Cela dit, les points forts du LotR se retrouvent ici. Le casting est excellent et la troupe de nains, parfaitement vraisemblable, est plus vivante encore que dans H, chacun de ses membres y acquérant une autonomie propre. Martin Freeman campe un Bilbo bien plus convaincant, parfois touchant et drôle qu'Elijah Wood ne le fit de Frodo. Gollum est égal à lui-même, mais je regrette un peu la systématisation des dialogues Stinker/Slinker - mais ils rendent très crédible et vivant le jeu des devinettes. Et si Gandalf cabotine jusqu'à parfois en pontifier, on appréciera un Sylvester McCoy en Radagast, Jackson ayant très à propos développé le personnage.
Comme l'oeuvre de Tolkien présente moins de détails que son épigone, elle laisse plus facilement la place à l'interprétation. Et cette fois-ci, les scénaristes ne se plantent pas (trop) à chaque fois qu'ils étendent l'oeuvre ou en modifient légèrement les contours (*). La présence d'Azog permet de dynamiser encore l'intrigue - le retrouver à la Bataille des Cinq Armées permettra de faire courir un Arc-Ennemy sur les trois films ! De Radagast, on retiendra plus les séquences dans Mirkwood, la scène de poursuite par les wargs étant à la fois ridicule et trop longue - un défaut de montage, je suppose.
J'apprécie que Thranduil le Sylvain - Grey Elf, donc - n'ait pas le même caractère que que les Noldorin plus lumineux : on le découvre taciturne, lointain, comme désengagé - ainsi qu'il se doit de tout elfe n'ayant pas vu la Lumière de Valinor, et ayant du traverser de nombreux âges dont les plaies furent d'abord Morgoth puis Sauron.
Mais je dois m'avouer ébloui par la séquence d'ouverture - inattendue, pour le coup : une vision du royaume d'Erebor aux heures de sa gloire.
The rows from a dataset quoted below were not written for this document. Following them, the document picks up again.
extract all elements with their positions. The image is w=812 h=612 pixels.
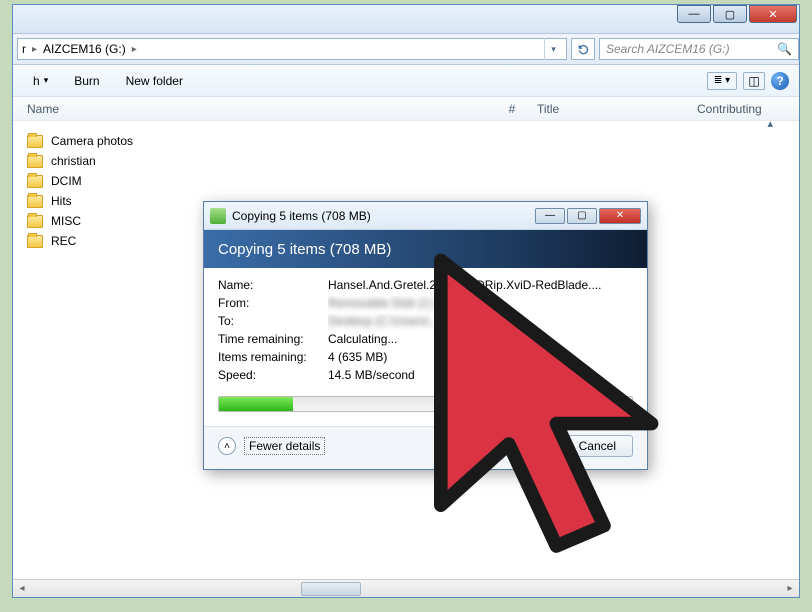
- breadcrumb-drive[interactable]: AIZCEM16 (G:): [43, 42, 126, 56]
- copy-dialog: Copying 5 items (708 MB) — ▢ ✕ Copying 5…: [203, 201, 648, 470]
- scroll-track[interactable]: [31, 581, 781, 597]
- label-items: Items remaining:: [218, 350, 328, 368]
- label-speed: Speed:: [218, 368, 328, 386]
- chevron-down-icon: ▾: [44, 75, 49, 86]
- address-dropdown-icon[interactable]: ▾: [544, 38, 562, 60]
- window-maximize-button[interactable]: ▢: [713, 5, 747, 23]
- dialog-titlebar[interactable]: Copying 5 items (708 MB) — ▢ ✕: [204, 202, 647, 230]
- scroll-up-icon[interactable]: ▴: [767, 117, 773, 130]
- list-item[interactable]: DCIM: [27, 171, 785, 191]
- help-icon[interactable]: ?: [771, 72, 789, 90]
- value-from: Removable Disk (I:): [328, 296, 633, 314]
- chevron-right-icon: ▸: [32, 44, 37, 55]
- dialog-minimize-button[interactable]: —: [535, 208, 565, 224]
- column-headers: Name # Title Contributing: [13, 97, 799, 121]
- toolbar-back-fragment[interactable]: h ▾: [23, 71, 58, 91]
- list-item[interactable]: christian: [27, 151, 785, 171]
- copy-icon: [210, 208, 226, 224]
- file-name: christian: [51, 154, 96, 168]
- scroll-thumb[interactable]: [301, 582, 361, 596]
- label-time: Time remaining:: [218, 332, 328, 350]
- file-name: REC: [51, 234, 76, 248]
- new-folder-button[interactable]: New folder: [116, 71, 193, 91]
- dialog-maximize-button[interactable]: ▢: [567, 208, 597, 224]
- address-bar[interactable]: r ▸ AIZCEM16 (G:) ▸ ▾: [17, 38, 567, 60]
- value-time: Calculating...: [328, 332, 633, 350]
- cancel-button[interactable]: Cancel: [562, 435, 633, 457]
- value-items: 4 (635 MB): [328, 350, 633, 368]
- fewer-details-button[interactable]: Fewer details: [244, 437, 325, 455]
- folder-icon: [27, 215, 43, 228]
- view-options-button[interactable]: ≣ ▾: [707, 72, 737, 90]
- value-speed: 14.5 MB/second: [328, 368, 633, 386]
- window-close-button[interactable]: ✕: [749, 5, 797, 23]
- column-name[interactable]: Name: [27, 102, 487, 116]
- search-input[interactable]: Search AIZCEM16 (G:) 🔍: [599, 38, 799, 60]
- address-bar-row: r ▸ AIZCEM16 (G:) ▸ ▾ Search AIZCEM16 (G…: [13, 33, 799, 65]
- label-name: Name:: [218, 278, 328, 296]
- dialog-close-button[interactable]: ✕: [599, 208, 641, 224]
- chevron-right-icon: ▸: [132, 44, 137, 55]
- value-name: Hansel.And.Gretel.2013.DVDRip.XviD-RedBl…: [328, 278, 633, 296]
- list-item[interactable]: Camera photos: [27, 131, 785, 151]
- window-minimize-button[interactable]: —: [677, 5, 711, 23]
- value-to: Desktop (C:\Users\...): [328, 314, 633, 332]
- file-name: Camera photos: [51, 134, 133, 148]
- file-name: DCIM: [51, 174, 82, 188]
- file-name: Hits: [51, 194, 72, 208]
- refresh-button[interactable]: [571, 38, 595, 60]
- column-title[interactable]: Title: [537, 102, 697, 116]
- dialog-footer: ˄ Fewer details Cancel: [204, 426, 647, 469]
- progress-fill: [219, 397, 293, 411]
- horizontal-scrollbar[interactable]: ◂ ▸: [13, 579, 799, 597]
- folder-icon: [27, 195, 43, 208]
- explorer-window: — ▢ ✕ r ▸ AIZCEM16 (G:) ▸ ▾ Search AIZCE…: [12, 4, 800, 598]
- label-to: To:: [218, 314, 328, 332]
- search-icon: 🔍: [777, 42, 792, 56]
- breadcrumb-prefix: r: [22, 42, 26, 56]
- column-number[interactable]: #: [487, 102, 537, 116]
- folder-icon: [27, 155, 43, 168]
- folder-icon: [27, 235, 43, 248]
- collapse-icon[interactable]: ˄: [218, 437, 236, 455]
- refresh-icon: [577, 43, 590, 56]
- progress-bar: [218, 396, 633, 412]
- scroll-right-icon[interactable]: ▸: [781, 581, 799, 597]
- column-contributing[interactable]: Contributing: [697, 102, 799, 116]
- file-name: MISC: [51, 214, 81, 228]
- dialog-body: Name:Hansel.And.Gretel.2013.DVDRip.XviD-…: [204, 268, 647, 426]
- scroll-left-icon[interactable]: ◂: [13, 581, 31, 597]
- burn-button[interactable]: Burn: [64, 71, 109, 91]
- folder-icon: [27, 135, 43, 148]
- dialog-header: Copying 5 items (708 MB): [204, 230, 647, 268]
- window-titlebar: — ▢ ✕: [13, 5, 799, 33]
- dialog-title: Copying 5 items (708 MB): [232, 209, 371, 223]
- search-placeholder: Search AIZCEM16 (G:): [606, 42, 730, 56]
- label-from: From:: [218, 296, 328, 314]
- preview-pane-button[interactable]: ◫: [743, 72, 765, 90]
- toolbar: h ▾ Burn New folder ≣ ▾ ◫ ?: [13, 65, 799, 97]
- folder-icon: [27, 175, 43, 188]
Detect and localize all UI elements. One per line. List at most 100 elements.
Et l'on comprend, après n'avoir vu de la Moria que les ruines, quelle grande civilisation put être celle des nains - je rend grâce de cette vision inédite aux deux directeurs artistiques (J. Howe et A. Lee). Car le H est à la gloire des nains ce que le LotR le fut aux hommes et le Simarillion (intournable, en tout cas par Jackson) aux Elfes. A mons sens, rien que pour cette séquence liminaire, le film vaut le détour - du moins pour tout Tolkien geek/nerd.
Au final, ce n'est pas un mauvais film malgré ses longueurs, ses passages convenus, sa musique. Il y a de l'invention, et elle me semble cadrer avec l'esprit de subcréation tolkiennien. D'autres fans me contrediront peut-être : je l'attends avec impatience, je suis toujours friand, vis-à-vis de cette oeuvre quasiment inépuisable, d'entendre les avis divergents.
(*) Quelques défauts tout de même : Gandalf apprend de Radagast qu'une ombre s'étend sur Greenwood - mais est capable de dire au peu après White Council que ses habitants ont changé son nom en Mirkwood : d'où tient-il ce savoir ?
P.-S. : mon avis est que cette note, plus basse que celle du LotR en ses débuts, est amenée à décroître à mesure que le film pourra m'apparaître comme tel, et non comme une extension de l'oeuvre. Trop de gens l'ont vu, qui ne connaissaient pas l'oeuvre, et en sortent dégoûtés de trop de longueurs, d'une image plâtrée par les CGI et d'une absence totale de pathos - qui est bien celle de l'oeuvre, mais auquel le traitement jacksonien, entre Hobbit et LotR, ne rend sans doute pas compte. Jackson ets un bourrin qui fait de belles images - et je me laisse très souvent subjuguer par les images dans un premier temps - très visuelle, mon imagination fait beaucoup, avec une simple image, en fait.